A draft circular would formally end the 2021 freeze on new OLP registrations, but with substantially heightened capital, disclosure, and consumer protection requirements.
The Securities and Exchange Commission has published for public comment a draft memorandum circular that would lift the moratorium it imposed in November 2021 on the recording of new Online Lending Platforms (OLPs). The moratorium, issued under MC No. 10, Series of 2021, had effectively frozen the digital lending market for more than four years. The proposed framework replaces it with a comprehensive regime that ties OLP access to enhanced capital adequacy, disclosure, and consumer protection standards.
The Draft Circular applies to all financing companies (FCs) and lending companies (LCs), whether existing, newly registered, or pending application, that currently offer or plan to offer products through OLPs or other FinTech-enabled systems. Its scope is broad and its definition of what constitutes an OLP is deliberately expansive: any digital interface through which an FC or LC performs loan processing activities, including mobile applications, websites, APIs, and cloud-based systems, qualifies. The Commission has made clear that the determination will be based on function and substance, not on the label or architecture of the platform.
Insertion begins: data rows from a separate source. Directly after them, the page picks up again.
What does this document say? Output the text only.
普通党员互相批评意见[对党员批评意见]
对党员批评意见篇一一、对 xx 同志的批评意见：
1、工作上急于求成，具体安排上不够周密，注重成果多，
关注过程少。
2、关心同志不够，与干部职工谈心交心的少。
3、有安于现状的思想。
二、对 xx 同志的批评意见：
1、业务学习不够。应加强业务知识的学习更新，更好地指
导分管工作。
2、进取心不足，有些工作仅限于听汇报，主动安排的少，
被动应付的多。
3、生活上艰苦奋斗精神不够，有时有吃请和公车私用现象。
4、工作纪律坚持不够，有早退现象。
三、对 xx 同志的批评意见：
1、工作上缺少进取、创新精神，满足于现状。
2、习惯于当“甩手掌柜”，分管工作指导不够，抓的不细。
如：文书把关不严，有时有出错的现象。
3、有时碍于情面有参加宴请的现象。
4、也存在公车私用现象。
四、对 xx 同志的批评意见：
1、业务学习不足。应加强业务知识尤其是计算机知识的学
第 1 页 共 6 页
Pre-Disclosure Classification
Central to the new framework is a pre-disclosure classification process. Before deploying any digital platform, FCs and LCs must submit a Pre-Disclosure Classification Declaration (PDCD) to the Commission. The Commission then determines whether the platform constitutes an OLP. An adverse classification prevents the entity from proceeding with disclosure, corporate amendments, or operations related to the proposed platform. The Draft Circular prescribes no deadline within which the Commission must act on a submitted PDCD, which is a notable gap that industry participants should be aware of.
Capital Requirements
For entities that clear the classification process, the capital requirements attached to OLP operations are materially higher than current minimums. The requirements scale with the number of OLPs operated, and no entity, regardless of capitalization, may operate more than ten OLPs. The table below sets out the minimum paid-up capital thresholds:
Existing operators are afforded a three-year transition period, with phased milestones of 30%, 60%, and 100% capital compliance at years one, two, and three respectively. Within 60 days of effectivity, each entity must submit a Capital Compliance Plan specifying whether it will raise capital, rationalize its OLP portfolio, or both. Entities that remain non-compliant after the transition period face a structured discontinuance framework, including mandatory cessation of new borrower onboarding, a Commission-approved Discontinuance Plan, and continued servicing of existing loans under regulatory supervision.
Operational and Consumer Protection Requirements
The operational requirements are equally demanding. Among the key provisions:
Annual Licensing Fee
The Draft Circular moves the annual licensing fee to an asset-based graduated structure, ranging from 0.10% of total assets for entities with assets not exceeding Php 20,000,000 to 0.35% for entities with assets exceeding Php 500,000,000. Branch-level fees are eliminated; entity-level supervision is the new baseline. The revised fee structure takes effect on 1 January 2027.
Enforcement and Anti-Circumvention
The Draft Circular adopts a substance-over-form anti-circumvention framework. The Commission may treat functionally integrated digital platforms as a single OLP or count each interface separately for capital and OLP-limit purposes based on the totality of circumstances, including shared ownership and control, common credit underwriting infrastructure, and substantially identical borrower bases. Any attempt to fragment, rebrand, or white-label OLPs to avoid capital or disclosure obligations is characterized as circumvention and is subject to administrative sanctions.
Non-compliance with the Circular's various requirements carries penalties ranging from monetary fines (up to Php 2,000,000 per violation) to suspension or revocation of the Certificate of Authority and Certificate of Incorporation, depending on the nature and frequency of the offense.
What Clients Should Do Now
The public comment period closes on 25 March 2026. With a proposed effectivity date of 1 April 2026, the timeline between finalization and implementation is compressed. We recommend that clients not wait for the final text before beginning internal assessments.